А ещё... Ещё три года назад Юншань, оставив дом на слуг, свозил семейство в Чанъань. Не праздности ради, а по распоряжению, в один прекрасный день доставленному гонцом из столицы господину тысячнику Цзяну. Яна вспоминала ту поездку с двойственным чувством. С одной строны — удивительный город правильной квадратной формы и потрясающе рациональной планировки, прекрасные дворцы и пагоды, яркая, богатая жизнь обывателей, масса чужеземцев, среди которых пару раз мелькнули и белые европейские лица. А с другой... Она лишь кончиком мизинца коснулась тёмной, скрываемой от всего мира стороны дворцовой жизни, и была счастлива, что вовремя унесла оттуда ноги. Если бы она позволила тогда втянуть себя в интригу, которую затевала принцесса... Ну, да ладно. Всё хорошо, что хорошо кончается. Юншань, понимавший мудрость русской поговорки "Близ царя — близ смерти", тоже был доволен, что выскочили они оттуда воистину вовремя. Супруги были настолько рады, что по пути, занявшем немногим больше месяца, в каком-то гостином дворе зачали сыновей-близнецов...
Одним словом, жизнь продолжалась.
Согласно всеобщему мнению, благородная кровь, текущая в жилах дамы императорского рода, не только давала ей неслыханные привилегии, но и налагала обязанности, коих не знают простые смертные. За то и чтимы были прямые потомки хуанди. Потому и лицезреть сиятельную принцессу без её разрешения не было дозволено никому из простолюдинов, да и немногим аристократам дарована привилегия не ждать, пока её высочество даст добро на созерцание её особы. Мастер Ли и его супруга, как и полагается людям их звания, пали на свои лица, едва колыхнулась занвеска, за которой восседала любимая дочь императрицы.
— Дозволяю вам смотреть на меня, — раздался мелодичный, хорошо поставленный голос, по которому сложно было определить возраст его обладательницы.
Когда супруги, не поднимаясь с колен, выпрямились, занавеска была откинута. На украшенном перламутром широком деревянном кресле — именно кресле, с ножками в виде драконьих лап и подлокотниками в виде голов этих мифических ящеров — восседала немного полноватая, но миловидная дама в богатом платье жёлтых, чёрных и золотых тонов. Возраст которой так же было сложно определить из-за сплошной маски косметики.

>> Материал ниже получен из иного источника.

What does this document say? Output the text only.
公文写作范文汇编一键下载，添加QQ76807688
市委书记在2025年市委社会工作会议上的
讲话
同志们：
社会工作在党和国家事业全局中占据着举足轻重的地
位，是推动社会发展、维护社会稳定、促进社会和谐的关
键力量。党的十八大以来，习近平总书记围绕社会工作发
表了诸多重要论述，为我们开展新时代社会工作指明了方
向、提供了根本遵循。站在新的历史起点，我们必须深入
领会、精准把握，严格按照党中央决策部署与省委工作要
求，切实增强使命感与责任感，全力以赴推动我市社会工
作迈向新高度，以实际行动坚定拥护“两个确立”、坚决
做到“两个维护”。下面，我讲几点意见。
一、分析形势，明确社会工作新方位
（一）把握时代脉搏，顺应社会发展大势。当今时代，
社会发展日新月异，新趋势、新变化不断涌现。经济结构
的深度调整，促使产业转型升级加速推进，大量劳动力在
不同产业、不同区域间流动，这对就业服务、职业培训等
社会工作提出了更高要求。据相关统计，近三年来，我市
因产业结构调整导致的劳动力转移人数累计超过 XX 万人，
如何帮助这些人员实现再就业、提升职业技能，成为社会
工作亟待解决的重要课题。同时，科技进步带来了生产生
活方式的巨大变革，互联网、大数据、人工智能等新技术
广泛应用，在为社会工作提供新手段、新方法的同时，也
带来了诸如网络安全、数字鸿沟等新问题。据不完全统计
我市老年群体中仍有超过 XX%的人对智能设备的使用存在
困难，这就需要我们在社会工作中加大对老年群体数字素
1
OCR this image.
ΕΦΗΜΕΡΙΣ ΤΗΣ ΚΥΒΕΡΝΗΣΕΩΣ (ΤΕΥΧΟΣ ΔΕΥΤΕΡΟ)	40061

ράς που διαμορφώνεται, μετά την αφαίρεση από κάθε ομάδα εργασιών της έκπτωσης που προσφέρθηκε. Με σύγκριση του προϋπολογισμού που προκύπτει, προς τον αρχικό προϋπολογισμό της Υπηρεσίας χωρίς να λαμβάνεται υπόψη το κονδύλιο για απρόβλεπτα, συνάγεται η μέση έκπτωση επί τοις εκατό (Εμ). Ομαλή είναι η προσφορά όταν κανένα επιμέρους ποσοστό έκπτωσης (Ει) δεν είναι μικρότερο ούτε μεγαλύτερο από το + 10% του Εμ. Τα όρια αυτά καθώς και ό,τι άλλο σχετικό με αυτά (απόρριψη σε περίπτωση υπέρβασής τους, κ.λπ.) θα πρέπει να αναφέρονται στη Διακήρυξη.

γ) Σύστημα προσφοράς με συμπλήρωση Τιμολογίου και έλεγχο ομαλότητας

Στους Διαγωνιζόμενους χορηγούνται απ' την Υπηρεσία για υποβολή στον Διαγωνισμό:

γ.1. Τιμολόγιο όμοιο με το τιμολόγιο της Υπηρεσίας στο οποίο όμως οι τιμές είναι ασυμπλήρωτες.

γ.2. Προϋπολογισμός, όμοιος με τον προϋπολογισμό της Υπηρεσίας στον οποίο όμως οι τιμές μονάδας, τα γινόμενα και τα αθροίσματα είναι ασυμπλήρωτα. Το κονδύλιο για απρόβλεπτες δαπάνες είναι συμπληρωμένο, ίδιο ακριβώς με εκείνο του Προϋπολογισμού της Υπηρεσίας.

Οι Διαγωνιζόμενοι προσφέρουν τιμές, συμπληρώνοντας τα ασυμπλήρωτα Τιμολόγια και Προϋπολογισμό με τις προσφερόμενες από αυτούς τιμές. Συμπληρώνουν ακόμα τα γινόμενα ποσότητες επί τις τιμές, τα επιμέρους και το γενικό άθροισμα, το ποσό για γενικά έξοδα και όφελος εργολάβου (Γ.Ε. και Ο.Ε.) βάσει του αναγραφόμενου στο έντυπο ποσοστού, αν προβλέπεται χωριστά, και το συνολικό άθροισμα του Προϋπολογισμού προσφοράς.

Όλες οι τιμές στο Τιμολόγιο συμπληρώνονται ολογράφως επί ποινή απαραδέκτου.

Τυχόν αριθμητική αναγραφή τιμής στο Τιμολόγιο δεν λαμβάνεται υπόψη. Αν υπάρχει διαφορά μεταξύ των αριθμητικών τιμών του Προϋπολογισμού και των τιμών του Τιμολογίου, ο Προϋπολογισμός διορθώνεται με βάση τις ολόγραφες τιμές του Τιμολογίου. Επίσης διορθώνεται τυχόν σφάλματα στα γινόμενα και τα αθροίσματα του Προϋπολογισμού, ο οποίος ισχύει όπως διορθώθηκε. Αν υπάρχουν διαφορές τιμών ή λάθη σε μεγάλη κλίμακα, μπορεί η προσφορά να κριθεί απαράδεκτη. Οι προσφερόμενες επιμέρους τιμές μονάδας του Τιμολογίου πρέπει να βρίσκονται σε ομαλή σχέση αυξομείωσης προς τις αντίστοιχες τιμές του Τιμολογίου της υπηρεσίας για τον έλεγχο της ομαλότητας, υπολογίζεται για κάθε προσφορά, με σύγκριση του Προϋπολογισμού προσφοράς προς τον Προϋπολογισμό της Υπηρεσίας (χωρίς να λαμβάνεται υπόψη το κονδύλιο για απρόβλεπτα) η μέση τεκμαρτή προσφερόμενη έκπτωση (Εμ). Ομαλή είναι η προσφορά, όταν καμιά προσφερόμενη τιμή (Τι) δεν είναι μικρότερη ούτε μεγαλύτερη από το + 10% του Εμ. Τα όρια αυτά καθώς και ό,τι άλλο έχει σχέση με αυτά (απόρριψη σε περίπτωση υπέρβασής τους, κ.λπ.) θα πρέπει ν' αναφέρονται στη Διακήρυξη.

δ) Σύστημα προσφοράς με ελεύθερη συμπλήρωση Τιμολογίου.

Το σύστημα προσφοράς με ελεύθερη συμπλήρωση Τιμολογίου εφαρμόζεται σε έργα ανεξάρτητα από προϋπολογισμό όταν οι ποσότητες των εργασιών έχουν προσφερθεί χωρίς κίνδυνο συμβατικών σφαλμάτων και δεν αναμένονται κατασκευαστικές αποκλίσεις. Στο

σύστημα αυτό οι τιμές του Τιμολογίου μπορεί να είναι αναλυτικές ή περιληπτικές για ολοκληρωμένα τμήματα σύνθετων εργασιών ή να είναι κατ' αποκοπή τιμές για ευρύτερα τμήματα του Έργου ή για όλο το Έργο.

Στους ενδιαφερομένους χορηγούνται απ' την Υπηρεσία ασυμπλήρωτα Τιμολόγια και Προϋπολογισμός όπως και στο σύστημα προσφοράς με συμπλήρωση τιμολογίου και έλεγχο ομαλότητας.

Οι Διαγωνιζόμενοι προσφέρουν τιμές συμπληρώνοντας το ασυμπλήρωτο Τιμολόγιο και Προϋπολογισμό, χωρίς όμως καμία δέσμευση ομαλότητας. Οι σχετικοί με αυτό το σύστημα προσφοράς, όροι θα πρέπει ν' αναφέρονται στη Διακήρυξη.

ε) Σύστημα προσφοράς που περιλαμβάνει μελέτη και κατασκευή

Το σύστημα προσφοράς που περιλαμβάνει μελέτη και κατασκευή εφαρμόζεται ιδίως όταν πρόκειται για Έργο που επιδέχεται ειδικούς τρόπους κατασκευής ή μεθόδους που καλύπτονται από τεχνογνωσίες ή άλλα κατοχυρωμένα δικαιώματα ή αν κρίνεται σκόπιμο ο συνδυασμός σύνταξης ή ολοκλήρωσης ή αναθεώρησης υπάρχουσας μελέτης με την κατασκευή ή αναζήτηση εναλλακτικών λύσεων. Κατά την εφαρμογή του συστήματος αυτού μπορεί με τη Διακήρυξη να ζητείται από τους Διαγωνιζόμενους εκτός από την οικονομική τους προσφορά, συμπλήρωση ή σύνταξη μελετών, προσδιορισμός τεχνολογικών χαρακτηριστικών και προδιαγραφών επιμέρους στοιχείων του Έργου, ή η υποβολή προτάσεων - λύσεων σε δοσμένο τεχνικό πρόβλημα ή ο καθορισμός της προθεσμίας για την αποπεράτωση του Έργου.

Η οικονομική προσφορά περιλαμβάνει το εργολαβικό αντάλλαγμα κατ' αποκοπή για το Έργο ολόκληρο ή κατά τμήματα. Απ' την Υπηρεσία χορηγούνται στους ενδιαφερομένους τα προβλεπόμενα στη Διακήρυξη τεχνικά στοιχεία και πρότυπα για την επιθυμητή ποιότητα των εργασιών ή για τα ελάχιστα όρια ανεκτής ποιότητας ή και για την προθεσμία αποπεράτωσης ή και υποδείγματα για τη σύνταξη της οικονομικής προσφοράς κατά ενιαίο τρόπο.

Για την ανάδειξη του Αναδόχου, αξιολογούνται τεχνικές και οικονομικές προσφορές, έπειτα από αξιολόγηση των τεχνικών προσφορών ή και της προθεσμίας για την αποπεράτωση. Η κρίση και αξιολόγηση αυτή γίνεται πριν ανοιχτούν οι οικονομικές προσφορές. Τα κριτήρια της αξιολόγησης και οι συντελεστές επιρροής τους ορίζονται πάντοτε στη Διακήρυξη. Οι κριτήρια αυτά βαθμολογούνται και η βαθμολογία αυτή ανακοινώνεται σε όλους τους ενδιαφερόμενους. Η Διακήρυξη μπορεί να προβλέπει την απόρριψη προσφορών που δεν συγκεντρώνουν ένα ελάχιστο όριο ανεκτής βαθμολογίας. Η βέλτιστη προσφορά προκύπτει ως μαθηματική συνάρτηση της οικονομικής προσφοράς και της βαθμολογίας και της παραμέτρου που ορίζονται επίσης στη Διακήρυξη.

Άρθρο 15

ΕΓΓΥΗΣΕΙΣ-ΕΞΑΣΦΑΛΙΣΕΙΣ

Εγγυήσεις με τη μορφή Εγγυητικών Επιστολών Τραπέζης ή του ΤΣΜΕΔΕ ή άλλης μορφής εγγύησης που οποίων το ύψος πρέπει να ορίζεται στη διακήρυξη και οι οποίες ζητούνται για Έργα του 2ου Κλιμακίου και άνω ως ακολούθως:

Дама едва заметно, одними уголками губ, изображала протокольную приязнь к визитёрам, а в остальном её лицо оставалось неподвижным, как у статуи Будды.
— Дозволяю вам говорить, — едва заметно качнувшаяся высокая причёска в виде закрученной раковины долженствовала обозначить высказанное на словах дозволение.
Юншань произнёс заранее заготовленную речь, где сердечно благодарил её высочество за неслыханную честь, оказанную семейству Ли самим фактом того, что царственнородная принцесса соизволила обратить внимание на их скромные персоны. Её высочество благосклонно выслушала, благо мастер-оружейник свою речь не затянул, после чего лёгким движением пальцев подозвала доверенную даму. А та с молчаливым поклоном подала принцессе изящный ларчик на подносе.
— Мне говорили о вас и вашей супруге много лестного, почтенный мастер, — дочь императрицы неспешным движением откинула крышку ларчика и достала оттуда бумаги. — Здесь письма от высокородного Цзян Яовэня, коего вы хорошо знаете. Он ещё два года назад просил дать вам личную аудиенцию. К сожалению, тогда моя царственная матушка была слишком занята, и не уделила достаточного внимания просьбе знатного, прославленного, но, увы, захолустного военачальника. А сейчас она поручила это дело мне, и я немедля послала гонца в Бейши.
"Просто пожилая мама впадает в маразм, а дочь постепенно прибирает власть к рукам, минуя братьев, — подумала Яна, попутно изображая на лице приличествующий моменту восторг. — Интересно, что же именно её так заинтересовало? Неужели всё-таки карта мира?"
Да. В руках принцессы, помимо писем господина тысячника, находилась карта мира. Яна узнала это чуть желтоватое полотнище, склеенное из нескольких листов хорошей бумаги, на котором она самолично вычертила чистовик срисованной из планшета карты. Пометки с её слов делал своей рукой господин Цзян, тогда ещё сотник. Её высочество, отложив письма в ларчик, аккуратно развернула карту.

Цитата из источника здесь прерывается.